The six candidate reference genes used for the data analysis display a relatively wide range of expression level (see Figure 2), from the lowest mean Ct-value (14.36) in RPS18 to the highest (20.22) in αTUB. These six genes were used to compare three different programs (geNorm, Normfinder and BestKeeper). The results from geNorm and Normfinder can be easily compared because they both use raw data (relative quantities) as input data. Both programs identified the same four reference genes (see Table 3 and 4) as most stable expressed, only differing in their ranking order. However, only geNorm provides information about the optimal number of genes in a given experiment, whereas Normfinder gives additional information about the inter- and intra-group expression variations. BestKeeper, on the other hand, uses Ct-values as input data. This perhaps explains the slightly different output when compared to geNorm and Normfinder. According to BestKeeper only the gene RPS18 can be considered as displaying consistent expression (S.D. < ± 1 Ct). The computed BestKeeper index (B.I.) for the three most stable genes, RPS18, actin and GAPDH, is acceptable with S.D. = 1.01 (Table 5), implicating that they can be used for normalization. A comparative evaluation of the six candidate reference genes by pair-wise correlation revealed strong correlations (0.916 < r < 0.976) between five of the six candidate genes (Table 6). BestKeeper ranked RPL13a as least stable expressed gene, but correlations between the BestKeeper index and candidate reference genes (Table 6) displayed the second best value for RPL13a. (r = 0.967). From the three programs, actin, RPS18 and GAPDH can be considered as best reference genes. First, because all three were found to be most stable reference gene by each program. In addition, these three reference genes show the highest expression in the honeybee head (mean Ct-value below 19) of the six candidate genes (see Figure 2).

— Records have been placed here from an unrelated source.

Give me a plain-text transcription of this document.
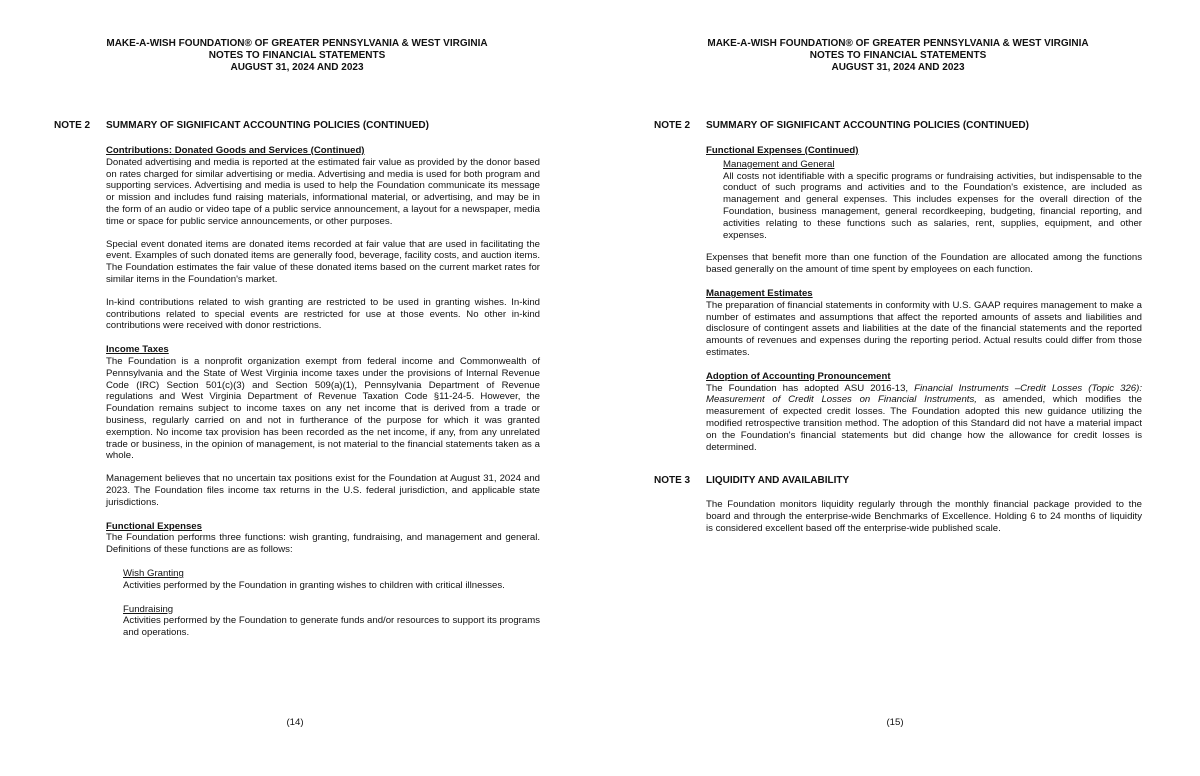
MAKE-A-WISH FOUNDATION® OF GREATER PENNSYLVANIA & WEST VIRGINIA
NOTES TO FINANCIAL STATEMENTS
AUGUST 31, 2024 AND 2023
NOTE 2	SUMMARY OF SIGNIFICANT ACCOUNTING POLICIES (CONTINUED)
Contributions: Donated Goods and Services (Continued)

Donated advertising and media is reported at the estimated fair value as provided by the donor based on rates charged for similar advertising or media. Advertising and media is used for both program and supporting services. Advertising and media is used to help the Foundation communicate its message or mission and includes fund raising materials, informational material, or advertising, and may be in the form of an audio or video tape of a public service announcement, a layout for a newspaper, media time or space for public service announcements, or other purposes.

Special event donated items are donated items recorded at fair value that are used in facilitating the event. Examples of such donated items are generally food, beverage, facility costs, and auction items. The Foundation estimates the fair value of these donated items based on the current market rates for similar items in the Foundation's market.

In-kind contributions related to wish granting are restricted to be used in granting wishes. In-kind contributions related to special events are restricted for use at those events. No other in-kind contributions were received with donor restrictions.

Income Taxes

The Foundation is a nonprofit organization exempt from federal income and Commonwealth of Pennsylvania and the State of West Virginia income taxes under the provisions of Internal Revenue Code (IRC) Section 501(c)(3) and Section 509(a)(1), Pennsylvania Department of Revenue regulations and West Virginia Department of Revenue Taxation Code §11-24-5. However, the Foundation remains subject to income taxes on any net income that is derived from a trade or business, regularly carried on and not in furtherance of the purpose for which it was granted exemption. No income tax provision has been recorded as the net income, if any, from any unrelated trade or business, in the opinion of management, is not material to the financial statements taken as a whole.

Management believes that no uncertain tax positions exist for the Foundation at August 31, 2024 and 2023. The Foundation files income tax returns in the U.S. federal jurisdiction, and applicable state jurisdictions.

Functional Expenses

The Foundation performs three functions: wish granting, fundraising, and management and general. Definitions of these functions are as follows:

Wish Granting

Activities performed by the Foundation in granting wishes to children with critical illnesses.

Fundraising

Activities performed by the Foundation to generate funds and/or resources to support its programs and operations.

(14)
MAKE-A-WISH FOUNDATION® OF GREATER PENNSYLVANIA & WEST VIRGINIA
NOTES TO FINANCIAL STATEMENTS
AUGUST 31, 2024 AND 2023
NOTE 2	SUMMARY OF SIGNIFICANT ACCOUNTING POLICIES (CONTINUED)
Functional Expenses (Continued)
Management and General

All costs not identifiable with a specific programs or fundraising activities, but indispensable to the conduct of such programs and activities and to the Foundation's existence, are included as management and general expenses. This includes expenses for the overall direction of the Foundation, business management, general recordkeeping, budgeting, financial reporting, and activities relating to these functions such as salaries, rent, supplies, equipment, and other expenses.

Expenses that benefit more than one function of the Foundation are allocated among the functions based generally on the amount of time spent by employees on each function.

Management Estimates

The preparation of financial statements in conformity with U.S. GAAP requires management to make a number of estimates and assumptions that affect the reported amounts of assets and liabilities and disclosure of contingent assets and liabilities at the date of the financial statements and the reported amounts of revenues and expenses during the reporting period. Actual results could differ from those estimates.

Adoption of Accounting Pronouncement

The Foundation has adopted ASU 2016-13, Financial Instruments –Credit Losses (Topic 326): Measurement of Credit Losses on Financial Instruments, as amended, which modifies the measurement of expected credit losses. The Foundation adopted this new guidance utilizing the modified retrospective transition method. The adoption of this Standard did not have a material impact on the Foundation's financial statements but did change how the allowance for credit losses is determined.

NOTE 3	LIQUIDITY AND AVAILABILITY

The Foundation monitors liquidity regularly through the monthly financial package provided to the board and through the enterprise-wide Benchmarks of Excellence. Holding 6 to 24 months of liquidity is considered excellent based off the enterprise-wide published scale.

(15)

RTPrimerDB primer & probe database is a public database for primer and probe sequences used in real-time PCR assays created by Vandesompele and colleagues (Pattyn et al. 2003; http://medgen.ugent.be/rtprimerdb/). Submitting primers for evaluated reference genes can prevent time-consuming primer design and experimental optimization, and introduces a certain level of uniformity and standardization among different laboratories. The primers for GAPDH, RPS18, actin and RPL13a, the four best suitable reference genes according to geNorm (Vandesompele et al. 2002), have been submitted to the RTPrimerDB. Five other primer sets from insect origin (Drosophila melanogaster) were already present in RTPrimerDB.
In conclusion, this is the first detailed study on the evaluation of selected reference genes in the honeybee. Caution is advised when using a single reference gene, which is believed to have stable expression in a particular experimental set-up. By a combination of three software programs for data analysis, this study showed that the genes actin, RPS18 and GAPDH are the most stable expressed reference genes in the honeybee head in the context of bacterial infection with E. coli. It is also important that the reference genes selected should only be used in the same biological context and tissue. Other uses should be re-evaluated.